Um incidente muito comum nas areias, segundo a corporação, são as crianças que se perdem de suas famílias nas praias. “Para que isso não ocorra, os pais devem sempre estar atentos, pedir que os pequenos não se afastem deles e optar sempre por locais próximos aos guarda vidas, que nesses casos acabam servindo de ponto de referência”, ressalta em nota.

Outra dica é orientar a própria criança para os pontos de referência pela praia, como os próprios postos de guarda vidas, quiosques, entre outros. Além das orientações de se manterem perto dos pais e também de procurarem os guarda vidas caso se percam.

No mar. Também é preciso redobrar os cuidados para evitar afogamentos. O Corpo de Bombeiros elege as Praias do Morro, das Virtudes, das Castanheiras e Enseada Azul como os locais que exigem mais atenção dos banhistas. “A calmaria dessas praias incentiva as pessoas a se aventurarem a nadar. Mas aqueles que não possuem bom condicionamento físico costumam passar mal, e acabam se afogando”.

A Praia da Areia Preta também oferece riscos, pela profundidade. “Depois de aproximadamente três metros da areia, em alguns pontos, quem não sabe nadar não encontra o chão e acaba se afogando”, alerta.

Vale lembrar que, este ano, Guarapari está com um número menor de guarda-vidas comparado à alta temporada de 2016. São atualmente 73 profissionais – sendo 27 efetivos – distribuídos em oito praias, trabalhando por escala. Ano passado, havia 104 guarda-vidas distribuídos em 10 praias.

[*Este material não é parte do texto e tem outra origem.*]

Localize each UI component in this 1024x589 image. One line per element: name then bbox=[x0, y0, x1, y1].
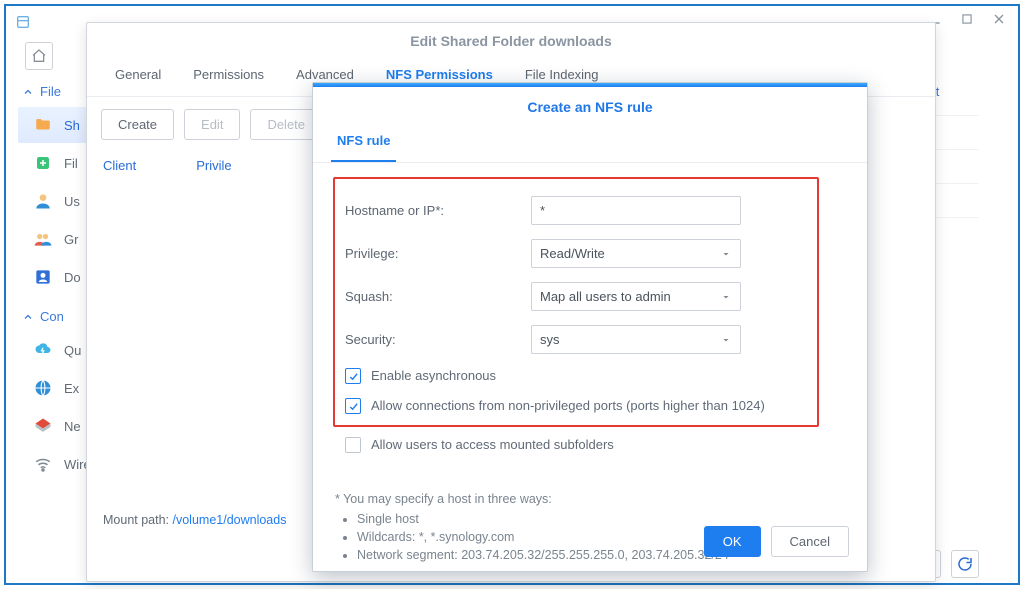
create-nfs-rule-dialog: Create an NFS rule NFS rule Hostname or … bbox=[312, 82, 868, 572]
tab-permissions[interactable]: Permissions bbox=[179, 57, 278, 96]
network-icon bbox=[32, 416, 54, 436]
checkbox-nonpriv-label: Allow connections from non-privileged po… bbox=[371, 398, 765, 413]
checkbox-subfolders[interactable] bbox=[345, 437, 361, 453]
contacts-icon bbox=[32, 267, 54, 287]
cancel-button[interactable]: Cancel bbox=[771, 526, 849, 557]
home-button[interactable] bbox=[25, 42, 53, 70]
tab-nfs-rule[interactable]: NFS rule bbox=[331, 123, 396, 162]
cloud-bolt-icon bbox=[32, 340, 54, 360]
user-icon bbox=[32, 191, 54, 211]
squash-value: Map all users to admin bbox=[540, 289, 671, 304]
sidebar-item-label: Sh bbox=[64, 118, 80, 133]
maximize-icon[interactable] bbox=[956, 8, 978, 30]
ok-button[interactable]: OK bbox=[704, 526, 761, 557]
checkbox-async-label: Enable asynchronous bbox=[371, 368, 496, 383]
nfs-rule-form: Hostname or IP*: Privilege: Read/Write S… bbox=[313, 163, 867, 462]
mount-path-value: /volume1/downloads bbox=[173, 513, 287, 527]
refresh-button[interactable] bbox=[951, 550, 979, 578]
form-highlight-box: Hostname or IP*: Privilege: Read/Write S… bbox=[333, 177, 819, 427]
sidebar-item-label: Do bbox=[64, 270, 81, 285]
sidebar-item-label: Fil bbox=[64, 156, 78, 171]
security-label: Security: bbox=[345, 332, 515, 347]
privilege-select[interactable]: Read/Write bbox=[531, 239, 741, 268]
mount-path: Mount path: /volume1/downloads bbox=[103, 513, 286, 527]
app-icon bbox=[12, 11, 34, 33]
sidebar-item-label: Ne bbox=[64, 419, 81, 434]
close-icon[interactable] bbox=[988, 8, 1010, 30]
globe-icon bbox=[32, 378, 54, 398]
modal-footer: OK Cancel bbox=[704, 526, 849, 557]
hostname-input[interactable] bbox=[531, 196, 741, 225]
tab-general[interactable]: General bbox=[101, 57, 175, 96]
sidebar-item-label: Qu bbox=[64, 343, 81, 358]
sidebar-section-label: Con bbox=[40, 309, 64, 324]
security-value: sys bbox=[540, 332, 560, 347]
sidebar-item-label: Ex bbox=[64, 381, 79, 396]
checkbox-async[interactable] bbox=[345, 368, 361, 384]
col-client: Client bbox=[103, 158, 136, 173]
dialog-title: Edit Shared Folder downloads bbox=[87, 23, 935, 57]
hostname-label: Hostname or IP*: bbox=[345, 203, 515, 218]
group-icon bbox=[32, 229, 54, 249]
squash-select[interactable]: Map all users to admin bbox=[531, 282, 741, 311]
security-select[interactable]: sys bbox=[531, 325, 741, 354]
folder-share-icon bbox=[32, 115, 54, 135]
help-title: * You may specify a host in three ways: bbox=[335, 492, 845, 506]
privilege-label: Privilege: bbox=[345, 246, 515, 261]
sidebar-section-label: File bbox=[40, 84, 61, 99]
sidebar-item-label: Us bbox=[64, 194, 80, 209]
modal-tabbar: NFS rule bbox=[313, 123, 867, 163]
create-button[interactable]: Create bbox=[101, 109, 174, 140]
sidebar-item-label: Gr bbox=[64, 232, 78, 247]
squash-label: Squash: bbox=[345, 289, 515, 304]
mount-path-label: Mount path: bbox=[103, 513, 169, 527]
checkbox-subfolders-label: Allow users to access mounted subfolders bbox=[371, 437, 614, 452]
wifi-icon bbox=[32, 454, 54, 474]
edit-button[interactable]: Edit bbox=[184, 109, 240, 140]
col-privilege: Privile bbox=[196, 158, 231, 173]
window-controls bbox=[924, 8, 1010, 30]
modal-title: Create an NFS rule bbox=[313, 87, 867, 123]
checkbox-nonpriv-ports[interactable] bbox=[345, 398, 361, 414]
privilege-value: Read/Write bbox=[540, 246, 605, 261]
file-sync-icon bbox=[32, 153, 54, 173]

CONFIRA OUTRAS DICAS DOS BOMBEIROS PARA UM VERÃO MAIS SEGURO:

– Evitar nadar sozinho;

– Não tomar bebida alcoólica antes de entrar na água;

– Não imergir em água após lanches e refeições;

– Não se afastar da margem;

– Não tentar salvar pessoas em afogamento sem estar devidamente habilitado;

– Não deixar crianças sozinhas sem a presença de um adulto responsável;

– Identifique nas proximidades a existência do salva-vidas e permaneça próximo a ele;

– Olhar a sinalização do local, pois a mesma indicará se ele é próprio para banho ou não;

– Em caso de problemas, ligar imediatamente para o Corpo de Bombeiros (193).